Terzan 5 is a large collection of gravitationally bound stars located 19,000 light-years away from us, towards the bulge of our galaxy. Although it was discovered almost 50 years ago, the new research indicates that it is made of at least two distinct populations of stars that formed in two separate bursts roughly 7 billion years apart. A paper detailing the discovery is published in the Astrophysical Journal, and is available online.
“This requires the Terzan 5 ancestor to have large amounts of gas for a second generation of stars and to be quite massive. At least 100 million times the mass of the Sun,” said Davide Massari, co-author of the study, from INAF, Italy, and the University of Groningen, Netherlands, in a statement.

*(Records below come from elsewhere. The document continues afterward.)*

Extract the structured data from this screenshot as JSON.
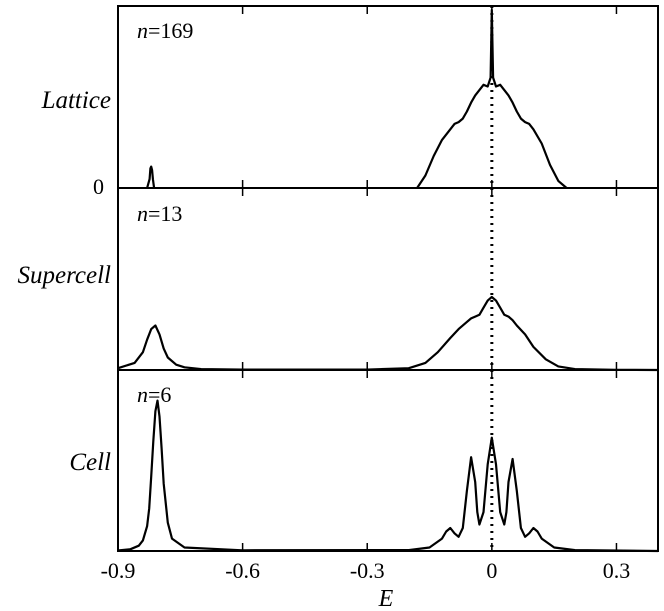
{
  "chart_data": {
    "type": "line",
    "xlabel": "E",
    "xlim": [
      -0.9,
      0.4
    ],
    "x_ticks": [
      -0.9,
      -0.6,
      -0.3,
      0,
      0.3
    ],
    "x_tick_labels": [
      "-0.9",
      "-0.6",
      "-0.3",
      "0",
      "0.3"
    ],
    "reference_line": {
      "x": 0,
      "style": "dotted"
    },
    "panels": [
      {
        "row_label": "Lattice",
        "n_label_prefix": "n",
        "n_label_value": "=169",
        "y_zero_label": "0",
        "series": {
          "name": "Lattice DOS",
          "x": [
            -0.83,
            -0.824,
            -0.822,
            -0.82,
            -0.818,
            -0.816,
            -0.813,
            -0.18,
            -0.16,
            -0.14,
            -0.12,
            -0.1,
            -0.09,
            -0.08,
            -0.07,
            -0.06,
            -0.05,
            -0.04,
            -0.03,
            -0.02,
            -0.01,
            -0.003,
            0,
            0.003,
            0.01,
            0.02,
            0.03,
            0.04,
            0.05,
            0.06,
            0.07,
            0.08,
            0.09,
            0.1,
            0.12,
            0.14,
            0.16,
            0.18
          ],
          "y": [
            0,
            0.05,
            0.11,
            0.12,
            0.1,
            0.05,
            0,
            0,
            0.07,
            0.18,
            0.27,
            0.33,
            0.36,
            0.37,
            0.39,
            0.43,
            0.48,
            0.52,
            0.55,
            0.58,
            0.57,
            0.62,
            1.0,
            0.62,
            0.57,
            0.58,
            0.55,
            0.52,
            0.48,
            0.43,
            0.39,
            0.37,
            0.36,
            0.33,
            0.25,
            0.13,
            0.04,
            0
          ]
        }
      },
      {
        "row_label": "Supercell",
        "n_label_prefix": "n",
        "n_label_value": "=13",
        "series": {
          "name": "Supercell DOS",
          "x": [
            -0.9,
            -0.86,
            -0.84,
            -0.83,
            -0.82,
            -0.81,
            -0.8,
            -0.79,
            -0.78,
            -0.76,
            -0.74,
            -0.7,
            -0.6,
            -0.3,
            -0.2,
            -0.16,
            -0.13,
            -0.1,
            -0.08,
            -0.06,
            -0.05,
            -0.04,
            -0.03,
            -0.02,
            -0.01,
            0,
            0.01,
            0.02,
            0.03,
            0.04,
            0.05,
            0.06,
            0.08,
            0.1,
            0.13,
            0.16,
            0.2,
            0.3,
            0.4
          ],
          "y": [
            0.01,
            0.04,
            0.1,
            0.17,
            0.23,
            0.25,
            0.2,
            0.12,
            0.07,
            0.03,
            0.015,
            0.005,
            0.002,
            0.002,
            0.01,
            0.04,
            0.1,
            0.18,
            0.23,
            0.27,
            0.29,
            0.3,
            0.31,
            0.35,
            0.39,
            0.41,
            0.39,
            0.35,
            0.31,
            0.3,
            0.28,
            0.25,
            0.2,
            0.13,
            0.06,
            0.02,
            0.005,
            0.001,
            0
          ]
        }
      },
      {
        "row_label": "Cell",
        "n_label_prefix": "n",
        "n_label_value": "=6",
        "series": {
          "name": "Cell DOS",
          "x": [
            -0.9,
            -0.87,
            -0.85,
            -0.84,
            -0.83,
            -0.825,
            -0.82,
            -0.815,
            -0.81,
            -0.805,
            -0.8,
            -0.795,
            -0.79,
            -0.78,
            -0.77,
            -0.74,
            -0.6,
            -0.2,
            -0.15,
            -0.12,
            -0.11,
            -0.1,
            -0.09,
            -0.08,
            -0.07,
            -0.06,
            -0.05,
            -0.04,
            -0.035,
            -0.03,
            -0.02,
            -0.01,
            0,
            0.01,
            0.02,
            0.03,
            0.035,
            0.04,
            0.05,
            0.06,
            0.07,
            0.08,
            0.09,
            0.1,
            0.11,
            0.12,
            0.15,
            0.2,
            0.4
          ],
          "y": [
            0.003,
            0.01,
            0.03,
            0.06,
            0.14,
            0.24,
            0.42,
            0.62,
            0.79,
            0.85,
            0.76,
            0.58,
            0.38,
            0.16,
            0.07,
            0.02,
            0.004,
            0.005,
            0.02,
            0.07,
            0.11,
            0.13,
            0.1,
            0.08,
            0.13,
            0.34,
            0.53,
            0.39,
            0.22,
            0.15,
            0.22,
            0.49,
            0.64,
            0.49,
            0.22,
            0.15,
            0.22,
            0.39,
            0.52,
            0.34,
            0.13,
            0.08,
            0.1,
            0.13,
            0.11,
            0.07,
            0.02,
            0.005,
            0
          ]
        }
      }
    ]
  }
}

This incredible property makes Terzan 5 a crucial clue in our understanding of how galaxies form. Its older stellar population is very similar in age and composition to the stars found free floating in the galactic bulge, and the presence of a second star population reveals that the cluster was able to survive undisturbed for billions of years. Studying Terzan 5 is like looking back in time at the building blocks of the Milky Way.
“Some characteristics of Terzan 5 resemble those detected in the giant clumps we see in star-forming galaxies at high-redshift, suggesting that similar assembling processes occurred in the local and in the distant Universe at the epoch of galaxy formation,“ explained lead author Francesco Ferraro of the University of Bologna.
This assessment of Terzan 5 opens the door to a novel understanding of the turbulent past of the Milky Way and could also provide potential clues on how other galaxies formed in the early universe.